OAMVOS:2nd Report for 5th PVUW MOSE Track
For video object segmentation in challenging scenarios with occlusion and reappearance, this work provides an incremental improvement over existing SAM-based trackers.
The paper addresses the fragility of SAM-based dense trackers under long occlusion, fast motion, and small objects, and presents an occlusion- and reappearance-aware extension that improves memory control. The method achieves a 3.7% J&F gain on the MOSE validation set and ranks 1st in the 5th PVUW MOSE Track.

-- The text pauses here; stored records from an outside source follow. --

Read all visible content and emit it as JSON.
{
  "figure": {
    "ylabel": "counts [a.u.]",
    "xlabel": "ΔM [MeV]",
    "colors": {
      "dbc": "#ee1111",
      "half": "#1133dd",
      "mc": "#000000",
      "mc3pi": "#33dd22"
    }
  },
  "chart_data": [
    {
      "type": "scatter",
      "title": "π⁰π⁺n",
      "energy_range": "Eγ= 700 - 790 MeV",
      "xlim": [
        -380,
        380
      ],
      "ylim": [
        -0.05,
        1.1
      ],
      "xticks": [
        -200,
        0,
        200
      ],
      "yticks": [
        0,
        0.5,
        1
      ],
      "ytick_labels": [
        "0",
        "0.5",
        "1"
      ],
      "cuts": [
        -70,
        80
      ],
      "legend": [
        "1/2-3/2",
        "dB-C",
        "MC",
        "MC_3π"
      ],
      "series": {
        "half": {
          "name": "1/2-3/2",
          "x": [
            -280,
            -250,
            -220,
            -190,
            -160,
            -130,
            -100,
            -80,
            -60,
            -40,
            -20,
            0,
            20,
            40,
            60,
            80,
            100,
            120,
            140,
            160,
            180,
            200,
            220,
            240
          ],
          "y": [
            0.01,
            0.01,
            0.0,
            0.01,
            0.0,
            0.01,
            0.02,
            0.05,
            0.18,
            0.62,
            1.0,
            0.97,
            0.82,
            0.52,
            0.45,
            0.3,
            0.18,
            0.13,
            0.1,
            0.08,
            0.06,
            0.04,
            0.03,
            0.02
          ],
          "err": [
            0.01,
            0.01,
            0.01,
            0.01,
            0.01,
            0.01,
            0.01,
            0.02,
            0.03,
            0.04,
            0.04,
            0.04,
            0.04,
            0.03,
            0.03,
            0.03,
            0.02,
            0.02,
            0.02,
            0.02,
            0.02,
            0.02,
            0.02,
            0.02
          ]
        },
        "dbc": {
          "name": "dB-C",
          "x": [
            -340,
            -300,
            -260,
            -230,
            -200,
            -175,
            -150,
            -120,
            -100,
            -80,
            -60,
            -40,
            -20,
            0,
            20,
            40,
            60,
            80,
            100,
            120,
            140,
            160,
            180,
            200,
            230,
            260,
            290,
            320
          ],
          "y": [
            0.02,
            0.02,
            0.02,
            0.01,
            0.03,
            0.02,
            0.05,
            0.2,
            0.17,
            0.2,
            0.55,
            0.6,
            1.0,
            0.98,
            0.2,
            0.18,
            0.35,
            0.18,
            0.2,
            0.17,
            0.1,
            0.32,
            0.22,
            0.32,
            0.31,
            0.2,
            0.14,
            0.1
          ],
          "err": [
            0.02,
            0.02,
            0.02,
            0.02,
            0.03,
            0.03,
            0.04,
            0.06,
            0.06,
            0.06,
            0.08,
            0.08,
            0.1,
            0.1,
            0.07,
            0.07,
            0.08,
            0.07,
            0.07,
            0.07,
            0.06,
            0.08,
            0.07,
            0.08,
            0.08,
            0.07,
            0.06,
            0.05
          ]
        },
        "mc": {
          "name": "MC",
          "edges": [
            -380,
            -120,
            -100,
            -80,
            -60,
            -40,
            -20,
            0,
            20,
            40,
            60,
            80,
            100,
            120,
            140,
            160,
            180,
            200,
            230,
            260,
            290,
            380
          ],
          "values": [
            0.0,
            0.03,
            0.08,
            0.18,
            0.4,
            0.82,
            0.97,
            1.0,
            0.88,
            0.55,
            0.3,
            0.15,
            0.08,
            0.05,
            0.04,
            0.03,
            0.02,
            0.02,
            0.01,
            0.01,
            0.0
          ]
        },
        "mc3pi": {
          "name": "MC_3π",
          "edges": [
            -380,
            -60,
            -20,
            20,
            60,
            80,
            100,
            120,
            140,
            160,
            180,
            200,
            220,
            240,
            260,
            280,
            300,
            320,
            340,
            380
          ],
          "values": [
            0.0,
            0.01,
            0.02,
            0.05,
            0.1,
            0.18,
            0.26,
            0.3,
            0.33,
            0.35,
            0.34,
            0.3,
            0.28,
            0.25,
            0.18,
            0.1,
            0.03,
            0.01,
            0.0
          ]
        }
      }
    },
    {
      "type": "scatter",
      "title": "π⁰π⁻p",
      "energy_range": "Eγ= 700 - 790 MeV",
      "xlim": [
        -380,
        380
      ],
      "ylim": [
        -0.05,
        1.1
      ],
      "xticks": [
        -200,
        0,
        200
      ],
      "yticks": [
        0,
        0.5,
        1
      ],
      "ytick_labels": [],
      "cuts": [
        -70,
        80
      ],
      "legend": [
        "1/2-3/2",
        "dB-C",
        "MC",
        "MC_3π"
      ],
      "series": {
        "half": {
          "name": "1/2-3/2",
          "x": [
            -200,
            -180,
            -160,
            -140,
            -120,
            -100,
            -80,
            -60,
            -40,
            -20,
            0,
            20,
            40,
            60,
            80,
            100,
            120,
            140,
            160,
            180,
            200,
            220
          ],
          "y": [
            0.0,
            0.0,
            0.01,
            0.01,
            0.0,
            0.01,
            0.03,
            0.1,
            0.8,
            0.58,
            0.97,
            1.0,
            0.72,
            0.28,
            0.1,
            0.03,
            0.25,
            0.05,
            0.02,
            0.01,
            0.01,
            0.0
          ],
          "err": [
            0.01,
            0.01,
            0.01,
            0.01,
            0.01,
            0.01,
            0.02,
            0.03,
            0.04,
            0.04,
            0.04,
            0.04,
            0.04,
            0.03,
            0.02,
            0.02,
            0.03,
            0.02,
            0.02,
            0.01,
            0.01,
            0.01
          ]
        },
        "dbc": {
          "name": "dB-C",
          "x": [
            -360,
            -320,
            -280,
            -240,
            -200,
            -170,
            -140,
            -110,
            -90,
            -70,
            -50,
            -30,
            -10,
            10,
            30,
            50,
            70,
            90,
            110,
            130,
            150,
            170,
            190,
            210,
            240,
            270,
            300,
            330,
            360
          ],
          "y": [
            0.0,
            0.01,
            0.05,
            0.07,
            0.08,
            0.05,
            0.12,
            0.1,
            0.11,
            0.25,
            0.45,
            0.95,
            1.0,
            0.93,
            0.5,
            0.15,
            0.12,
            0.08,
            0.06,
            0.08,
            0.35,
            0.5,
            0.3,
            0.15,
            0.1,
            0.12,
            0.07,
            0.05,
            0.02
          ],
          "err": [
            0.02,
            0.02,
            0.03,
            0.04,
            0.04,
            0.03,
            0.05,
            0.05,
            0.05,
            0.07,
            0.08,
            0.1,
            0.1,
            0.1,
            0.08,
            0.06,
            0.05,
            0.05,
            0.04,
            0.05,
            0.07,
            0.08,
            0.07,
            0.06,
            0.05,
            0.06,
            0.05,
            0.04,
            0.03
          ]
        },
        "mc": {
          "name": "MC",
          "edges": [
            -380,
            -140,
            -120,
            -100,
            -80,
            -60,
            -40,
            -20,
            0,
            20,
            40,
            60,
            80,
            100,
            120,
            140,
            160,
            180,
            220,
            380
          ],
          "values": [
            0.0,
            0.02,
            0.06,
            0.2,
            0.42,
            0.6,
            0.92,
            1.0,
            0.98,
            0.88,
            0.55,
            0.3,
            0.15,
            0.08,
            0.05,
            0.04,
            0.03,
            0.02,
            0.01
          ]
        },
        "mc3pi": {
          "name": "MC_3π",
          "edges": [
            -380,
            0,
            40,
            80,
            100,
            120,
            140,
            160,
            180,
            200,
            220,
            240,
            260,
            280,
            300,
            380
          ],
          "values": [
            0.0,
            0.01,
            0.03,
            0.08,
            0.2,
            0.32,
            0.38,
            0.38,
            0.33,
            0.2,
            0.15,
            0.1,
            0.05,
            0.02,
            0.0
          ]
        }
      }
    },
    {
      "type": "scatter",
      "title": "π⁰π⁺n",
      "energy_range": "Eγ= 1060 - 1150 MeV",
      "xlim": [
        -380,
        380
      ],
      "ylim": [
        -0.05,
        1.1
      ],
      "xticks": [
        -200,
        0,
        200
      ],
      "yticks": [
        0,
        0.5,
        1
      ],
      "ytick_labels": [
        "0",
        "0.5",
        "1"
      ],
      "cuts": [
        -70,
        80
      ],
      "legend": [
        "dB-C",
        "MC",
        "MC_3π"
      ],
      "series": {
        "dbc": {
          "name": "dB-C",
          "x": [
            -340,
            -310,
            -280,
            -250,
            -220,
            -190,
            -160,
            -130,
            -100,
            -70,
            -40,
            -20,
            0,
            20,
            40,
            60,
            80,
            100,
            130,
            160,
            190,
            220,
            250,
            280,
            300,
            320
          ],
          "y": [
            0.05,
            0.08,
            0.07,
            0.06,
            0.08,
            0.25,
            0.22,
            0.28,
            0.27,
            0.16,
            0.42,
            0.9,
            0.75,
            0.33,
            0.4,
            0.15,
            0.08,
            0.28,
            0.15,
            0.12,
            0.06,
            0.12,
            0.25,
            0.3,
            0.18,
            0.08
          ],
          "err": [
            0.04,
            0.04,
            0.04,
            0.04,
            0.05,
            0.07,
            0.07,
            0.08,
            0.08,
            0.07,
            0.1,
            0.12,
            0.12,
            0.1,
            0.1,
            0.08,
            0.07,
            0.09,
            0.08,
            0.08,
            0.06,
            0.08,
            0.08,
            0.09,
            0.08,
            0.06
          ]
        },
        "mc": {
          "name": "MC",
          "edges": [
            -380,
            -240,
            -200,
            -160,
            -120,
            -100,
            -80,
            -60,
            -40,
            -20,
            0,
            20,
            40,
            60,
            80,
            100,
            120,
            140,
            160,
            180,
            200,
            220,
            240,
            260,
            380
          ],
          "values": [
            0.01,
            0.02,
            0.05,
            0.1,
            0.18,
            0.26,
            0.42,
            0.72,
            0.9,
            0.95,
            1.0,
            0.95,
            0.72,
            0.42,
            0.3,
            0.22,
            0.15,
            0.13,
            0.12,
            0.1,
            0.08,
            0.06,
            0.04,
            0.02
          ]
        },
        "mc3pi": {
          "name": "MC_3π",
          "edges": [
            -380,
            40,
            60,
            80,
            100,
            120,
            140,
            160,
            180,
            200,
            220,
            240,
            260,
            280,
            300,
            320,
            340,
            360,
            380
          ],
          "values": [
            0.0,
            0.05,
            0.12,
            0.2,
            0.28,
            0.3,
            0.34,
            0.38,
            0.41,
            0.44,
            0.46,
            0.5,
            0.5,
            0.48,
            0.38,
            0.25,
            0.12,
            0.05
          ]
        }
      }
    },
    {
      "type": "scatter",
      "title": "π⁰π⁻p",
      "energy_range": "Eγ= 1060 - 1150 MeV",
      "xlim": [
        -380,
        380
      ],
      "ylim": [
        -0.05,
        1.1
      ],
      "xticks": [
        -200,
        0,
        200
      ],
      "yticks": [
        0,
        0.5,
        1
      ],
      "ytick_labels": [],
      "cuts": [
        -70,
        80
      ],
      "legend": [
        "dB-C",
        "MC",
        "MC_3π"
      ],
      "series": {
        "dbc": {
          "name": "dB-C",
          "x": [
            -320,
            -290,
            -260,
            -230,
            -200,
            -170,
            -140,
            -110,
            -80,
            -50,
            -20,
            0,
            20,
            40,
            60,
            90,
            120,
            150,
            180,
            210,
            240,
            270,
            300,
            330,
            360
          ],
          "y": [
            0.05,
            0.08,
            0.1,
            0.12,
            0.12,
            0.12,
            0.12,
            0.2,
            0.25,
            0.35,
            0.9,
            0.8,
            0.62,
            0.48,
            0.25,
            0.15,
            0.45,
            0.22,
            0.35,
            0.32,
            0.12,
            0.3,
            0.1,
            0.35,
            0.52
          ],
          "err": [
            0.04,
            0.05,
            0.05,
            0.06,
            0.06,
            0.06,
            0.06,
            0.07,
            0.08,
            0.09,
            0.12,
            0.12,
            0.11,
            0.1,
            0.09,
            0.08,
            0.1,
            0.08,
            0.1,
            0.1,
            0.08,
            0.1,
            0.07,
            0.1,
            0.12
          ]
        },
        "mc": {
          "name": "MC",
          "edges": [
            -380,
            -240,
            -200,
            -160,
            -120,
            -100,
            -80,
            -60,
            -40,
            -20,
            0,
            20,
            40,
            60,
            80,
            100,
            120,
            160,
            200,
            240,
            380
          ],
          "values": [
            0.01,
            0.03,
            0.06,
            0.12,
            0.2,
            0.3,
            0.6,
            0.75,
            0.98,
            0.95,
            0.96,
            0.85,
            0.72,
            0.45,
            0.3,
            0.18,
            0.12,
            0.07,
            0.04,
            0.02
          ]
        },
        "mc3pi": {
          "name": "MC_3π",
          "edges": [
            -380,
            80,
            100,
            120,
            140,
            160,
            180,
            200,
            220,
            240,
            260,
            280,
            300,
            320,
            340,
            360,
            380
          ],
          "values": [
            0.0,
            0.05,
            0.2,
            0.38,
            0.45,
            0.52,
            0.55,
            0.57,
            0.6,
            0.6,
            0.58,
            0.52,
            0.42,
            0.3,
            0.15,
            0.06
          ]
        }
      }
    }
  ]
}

SAM-based dense trackers provide strong short-term mask propagation but remain fragile under long occlusion, fast motion, viewpoint change, and distractors. The problem is especially severe for small objects, where a few incorrect memory updates can dominate later predictions. This report presents an occlusion- and reappearance-aware extension of DAM4SAM that improves memory control rather than changing the backbone. The method augments the original SAM3 tracker with four ingredients: a reliability-aware tracking state machine, branch-based recovery, delayed DRM promotion, and a selective policy for native SAM3 memory selection. During stable tracking, the model follows the original single-path propagation process. Once confidence drops, the tracker enters an ambiguous or recovery mode, maintains a small set of candidate branches, and commits memory only after a branch is reconfirmed. For small-object disappearance and reappearance, native memory selection is temporarily bypassed so older anchors remain accessible. In addition, the first conditioning frame is explicitly preserved, and the conditioning-memory budget is moderately enlarged to improve long-gap recovery. The resulting design keeps DAM4SAM efficient in easy cases while improving robustness in sequences dominated by occlusion and reappearance.